С прошлой новогодней ночи, когда он позволил себе немного вольности и потискал ее в темном переулке, только потискал и ничего другого, она как прилипла к нему. Отец бывало смеялся и говорил: «Смотри, сынок, как бы тебе в одно прекрасное утро не проснуться в постели с Полли с одной стороны и ее мамочкой с другой».
— Какая прекрасная вещь красное дерево. Твоей работы?
Роберт сощурился, чтобы собраться с мыслями, и ответил:
— Я помогал папе.
— А есть что-нибудь, что ты сделал сам?
— Да, я сделал стулья, на которых вы сидите.
Он кивнул в сторону тети и девушки, и ему вдруг пришло на ум, как это странно думать, что у него есть двоюродная сестра вроде нее и дядя с тетей вроде этих двух. Шевельнулось чувство, что он вовсе не один как перст в этом мире, хотя, если вспомнить, как держится дядюшка, то, может быть, пройдет не так уж много времени и начнешь думать, что не так уж плохо не иметь никаких родственников. Впрочем, подумал он, скоро они уйдут, и видеться с ними часто не придется, разве так, изредка зайдут в гости, если вдруг захочется. Он взглянул на дядю, рассматривавшего один из стульев. И тут же вздрогнул, потому что Джон Брэдли вдруг бросил ему:
— Ты доволен местом, где работаешь?
Он еще раз внимательно посмотрел на дядю, будто раздумывая над вопросом, и наконец ответил:
— Я всегда доволен, только бы работать с деревом.
— Ты оборудуешь корабли?
— Да. Этим я и занимаюсь. Еще с несколькими ребятами.
Теперь он улыбнулся и посмотрел в сторону тетушки, она улыбнулась в ответ, но не проронила ни слова. С самой встречи он не услышал от нее и десяти слов. Похоже, она очень хорошо знала свое место.
— У меня хорошее дело, я поставляю одному магазину в Ньюкасле дорогие стулья со столами.
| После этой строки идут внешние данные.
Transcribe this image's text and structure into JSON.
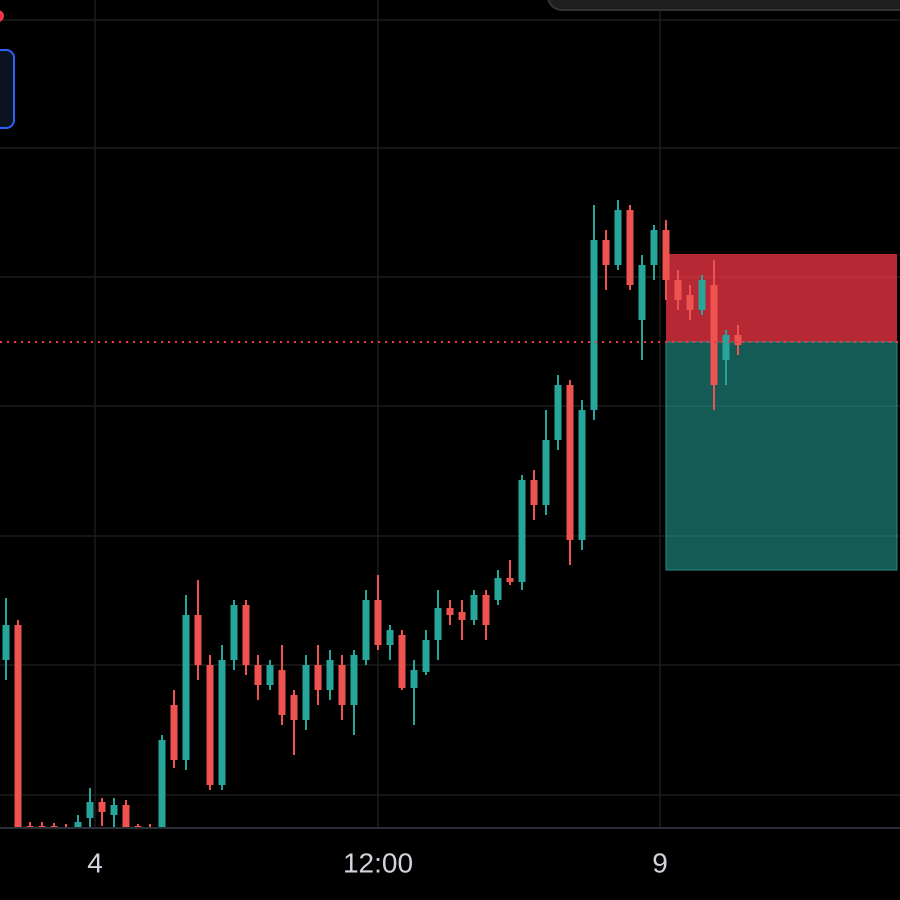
{
  "chart_data": {
    "type": "candlestick",
    "up_color": "#26a69a",
    "down_color": "#ef5350",
    "xlim": [
      -0.5,
      74.5
    ],
    "ylim": [
      0,
      828
    ],
    "xticks": [
      {
        "value": 7.42,
        "label": "4"
      },
      {
        "value": 31,
        "label": "12:00"
      },
      {
        "value": 54.5,
        "label": "9"
      }
    ],
    "grid_y": [
      808,
      680,
      551,
      422,
      292,
      163,
      33
    ],
    "open": [
      168,
      203,
      2,
      2,
      2,
      1,
      0,
      10,
      26,
      13,
      23,
      2,
      1,
      0,
      123,
      68,
      213,
      163,
      43,
      168,
      223,
      163,
      143,
      158,
      133,
      108,
      163,
      138,
      163,
      123,
      168,
      228,
      183,
      193,
      140,
      156,
      188,
      220,
      216,
      208,
      233,
      228,
      250,
      246,
      348,
      323,
      388,
      443,
      288,
      418,
      588,
      563,
      618,
      508,
      563,
      598,
      548,
      533,
      518,
      543,
      468,
      493
    ],
    "close": [
      203,
      0,
      0,
      0,
      0,
      0,
      6,
      26,
      16,
      23,
      0,
      0,
      0,
      88,
      68,
      213,
      163,
      43,
      168,
      223,
      163,
      143,
      163,
      113,
      108,
      163,
      138,
      168,
      123,
      173,
      228,
      183,
      198,
      140,
      158,
      188,
      220,
      213,
      208,
      233,
      203,
      250,
      246,
      348,
      323,
      388,
      443,
      288,
      418,
      588,
      563,
      618,
      543,
      563,
      598,
      548,
      528,
      518,
      548,
      443,
      493,
      483
    ],
    "high": [
      230,
      208,
      6,
      6,
      5,
      4,
      13,
      40,
      30,
      30,
      28,
      4,
      4,
      93,
      138,
      233,
      248,
      173,
      183,
      228,
      228,
      173,
      168,
      183,
      138,
      173,
      183,
      178,
      173,
      178,
      238,
      253,
      203,
      198,
      168,
      198,
      238,
      228,
      228,
      238,
      238,
      258,
      268,
      353,
      358,
      418,
      453,
      448,
      428,
      623,
      598,
      628,
      623,
      573,
      603,
      608,
      558,
      543,
      553,
      568,
      498,
      503
    ],
    "low": [
      148,
      0,
      0,
      0,
      0,
      0,
      0,
      0,
      2,
      0,
      0,
      0,
      0,
      0,
      60,
      58,
      148,
      38,
      38,
      158,
      153,
      128,
      138,
      103,
      73,
      98,
      123,
      128,
      108,
      93,
      163,
      178,
      168,
      138,
      103,
      153,
      168,
      203,
      188,
      203,
      188,
      223,
      243,
      238,
      308,
      313,
      378,
      263,
      278,
      408,
      538,
      558,
      538,
      468,
      548,
      528,
      518,
      508,
      513,
      418,
      443,
      473
    ],
    "price_line": 486,
    "price_line_color": "#f23645",
    "position": {
      "start_index": 55,
      "stop": 574,
      "entry": 486,
      "target": 258,
      "stop_color": "rgba(242,54,69,0.75)",
      "target_color": "rgba(38,166,154,0.55)"
    }
  }
}
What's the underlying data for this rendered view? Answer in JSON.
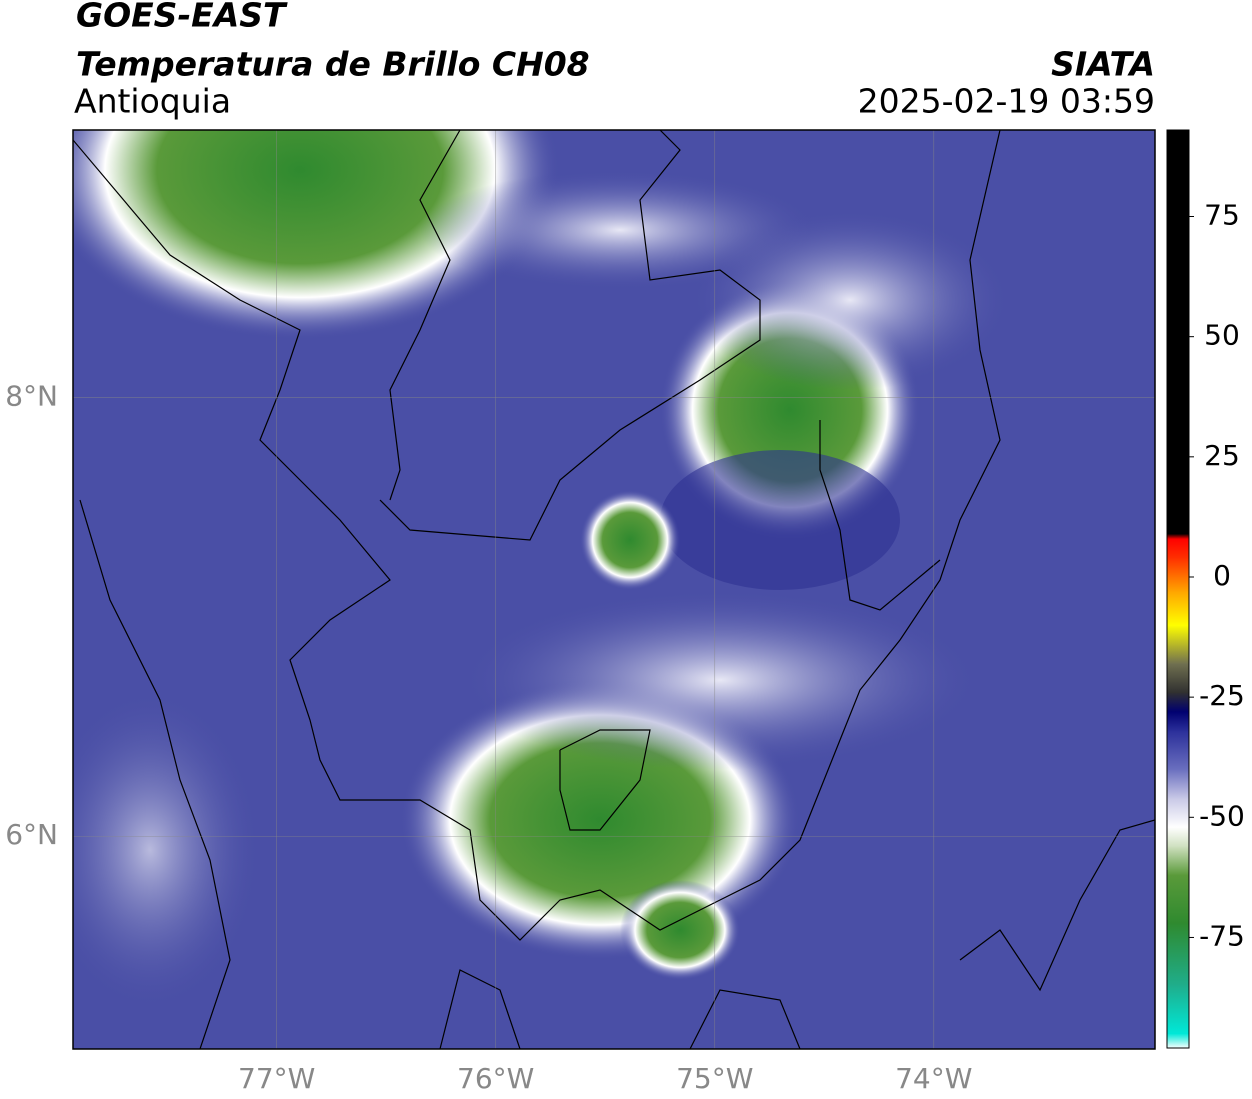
{
  "header": {
    "title": "GOES-EAST",
    "subtitle": "Temperatura de Brillo CH08",
    "region": "Antioquia",
    "source": "SIATA",
    "timestamp": "2025-02-19 03:59"
  },
  "map": {
    "xlim": [
      -77.93,
      -72.99
    ],
    "ylim": [
      5.03,
      9.22
    ],
    "xticks": [
      {
        "value": -77,
        "label": "77°W"
      },
      {
        "value": -76,
        "label": "76°W"
      },
      {
        "value": -75,
        "label": "75°W"
      },
      {
        "value": -74,
        "label": "74°W"
      }
    ],
    "yticks": [
      {
        "value": 6,
        "label": "6°N"
      },
      {
        "value": 8,
        "label": "8°N"
      }
    ],
    "grid": true
  },
  "colorbar": {
    "clim": [
      -98,
      93
    ],
    "ticks": [
      -75,
      -50,
      -25,
      0,
      25,
      50,
      75
    ],
    "stops": [
      {
        "value": -98,
        "color": "#ffffff"
      },
      {
        "value": -95,
        "color": "#00e8d8"
      },
      {
        "value": -85,
        "color": "#1fae8c"
      },
      {
        "value": -72,
        "color": "#2f8a2f"
      },
      {
        "value": -62,
        "color": "#5a9a3a"
      },
      {
        "value": -56,
        "color": "#cfe0c0"
      },
      {
        "value": -52,
        "color": "#ffffff"
      },
      {
        "value": -46,
        "color": "#c8c8e6"
      },
      {
        "value": -40,
        "color": "#6a6fbf"
      },
      {
        "value": -32,
        "color": "#2b2f9a"
      },
      {
        "value": -28,
        "color": "#000070"
      },
      {
        "value": -24,
        "color": "#303030"
      },
      {
        "value": -18,
        "color": "#707050"
      },
      {
        "value": -10,
        "color": "#ffff00"
      },
      {
        "value": -3,
        "color": "#ffa500"
      },
      {
        "value": 4,
        "color": "#ff3000"
      },
      {
        "value": 8,
        "color": "#ff0000"
      },
      {
        "value": 9,
        "color": "#000000"
      },
      {
        "value": 93,
        "color": "#000000"
      }
    ]
  }
}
Мне нужен еще один работник. Что скажешь?
А что сказать? Предложение буквально ошарашило его. Бросить эти две комнаты и перебраться в деревню, в дом, где родился твой отец, а до него его отец, и при этом продолжать работать с деревом? Так заманчиво, что просто ушам своим не веришь. Избавиться от всей этой суеты, этого шума, не слышать по ночам рева мальчишеских орд. Ему часто приходило в голову, что мальчишек по обе стороны дороги больше, чем заклепок по оба борта целого корабля, потому что стоило зажечься уличным фонарям, как они наводняли улицы, словно полчища муравьев. Только муравьи не вопят, а мальчишки поднимают среди ночи такой гвалт, что можно оглохнуть.
К шуму на верфи он привык, но это был совсем другой шум. Корабля без шума не построишь, но это были приятные звуки: стон пилы, вгрызающейся в дерево, тихое шуршание досок и мягкие шлепки стружечных завитков. А какой музыкой звучит, проходясь против волокна, наждачная бумага! И, наконец, этот затаенный и такой желанный звук, этот щелчок, который ты не слышишь, но угадываешь, когда одна деталь точно и накрепко входит в паз другой.